It’s a new robocall scam that has Google, one of the largest companies in the world, taking legal action. Small businesses across the country say they’re receiving phone calls from “local Google specialists,” but the automated voice messages aren’t really coming from Google, ZDNet writes.
The calls are being placed by marketing firms who falsely claim a link to the internet giant, then threaten small business owners that their Google listings will be deleted or scrubbed from the search results unless they pay up for “claiming and verification” services.
Google Fires Back At Robocall Scammers
While those services may or may not be real, it’s certain that none of these calls are actually being placed by representatives of Google. And the world’s largest internet company is fighting back.
In a blog post, (real) Google employee Bryan Solar told readers that the company was filing suit against two “scammer” companies and their affiliated business entities, naming Kydia Inc. and Supreme Marketing Group, Inc. as defendants.
Google believes that these two companies, which also go by the names BeyondMenu, Point Break Media and Small Business Solutions, are behind many, but not all, of the fraudulent robocalls. At least one of these companies, Point Break Media, LLC, has already been sued by the Federal Trade Commission.
Federal Trade Commission Accuses Marketing Company Of Google Fraud
In its lawsuit, the FTC accused Point Break Media of operating a “telemarketing scam in which [the company] target[s] small business owners with false threats of removal from Google’s search engines.” Charging between $300 and $700 for their services, representatives at Point Break attempt to coerce business owners into purchasing a “verification” package that would keep them in the search results.
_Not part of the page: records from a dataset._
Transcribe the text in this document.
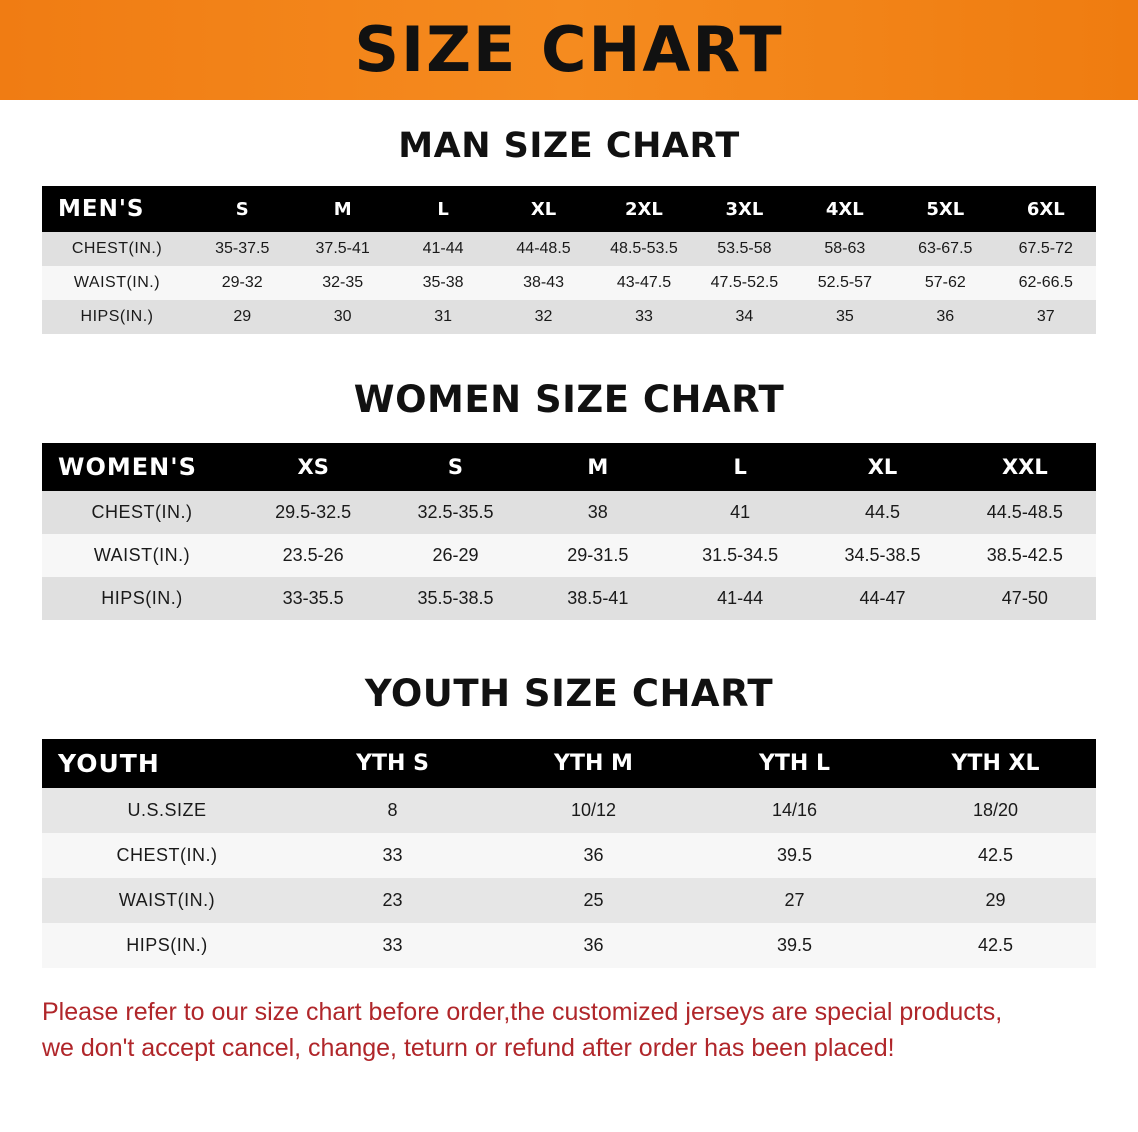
SIZE CHART
MAN SIZE CHART
MEN'S	S	M	L	XL	2XL	3XL	4XL	5XL	6XL
CHEST(IN.)	35-37.5	37.5-41	41-44	44-48.5	48.5-53.5	53.5-58	58-63	63-67.5	67.5-72
WAIST(IN.)	29-32	32-35	35-38	38-43	43-47.5	47.5-52.5	52.5-57	57-62	62-66.5
HIPS(IN.)	29	30	31	32	33	34	35	36	37
WOMEN SIZE CHART
WOMEN'S	XS	S	M	L	XL	XXL
CHEST(IN.)	29.5-32.5	32.5-35.5	38	41	44.5	44.5-48.5
WAIST(IN.)	23.5-26	26-29	29-31.5	31.5-34.5	34.5-38.5	38.5-42.5
HIPS(IN.)	33-35.5	35.5-38.5	38.5-41	41-44	44-47	47-50
YOUTH SIZE CHART
YOUTH	YTH S	YTH M	YTH L	YTH XL
U.S.SIZE	8	10/12	14/16	18/20
CHEST(IN.)	33	36	39.5	42.5
WAIST(IN.)	23	25	27	29
HIPS(IN.)	33	36	39.5	42.5
Please refer to our size chart before order,the customized jerseys are special products,
we don't accept cancel, change, teturn or refund after order has been placed!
Google verification is a real thing. In order to claim a business listing on Google, the business’ owner or representative fills out a form, then verifies their authority to do so by entering a code sent to the businesses’ address.
The entire process is free and, excluding the time it takes to mail the code, takes about 20 minutes. Point Break Media was charging up to $700 for the privilege, harassing and haranguing potential customers all along the way.
FTC: Point Break Media Stole Cash From Customer Bank Accounts
And, for nearly $1,000, the company falsely promised its targets that their site could be listed on the first page of Google’s search results, the FTC claims. But things get even worse. In 2017, Point Break Media was dropped by its payment processor.
According to prosecutors at the Federal Trade Commission, the company proceeded to write itself $100 checks out of customer bank accounts to stay afloat. At the same time, its representatives continued to present themselves as “third party service providers” for Google and Bing, despite having no connection to either company.
Federal Court Grants Injunction Against Fraudulent Behavior
In May, the US District Court of Southern Florida granted the FTC’s request for an injunction, prohibiting Point Break Media from falsely claiming a connection to Google and from threatening customers about the removal of their business listings.
But Google’s own case against the company, alongside the suit against Kydia Inc. (which represents itself as a website designer for restaurants), could have an even bigger impact. Imagine being a small internet marketing company, then finding yourself on the wrong end of a lawsuit brought by one of the world’s most powerful tech companies. You probably wouldn’t feel very confident.
New Tool Helps Business Owners Report Robocall Scams
Google’s also released a new tool to help small business owners report violations of its My Business policies. The first complaint on the list? Companies making repeated robocalls.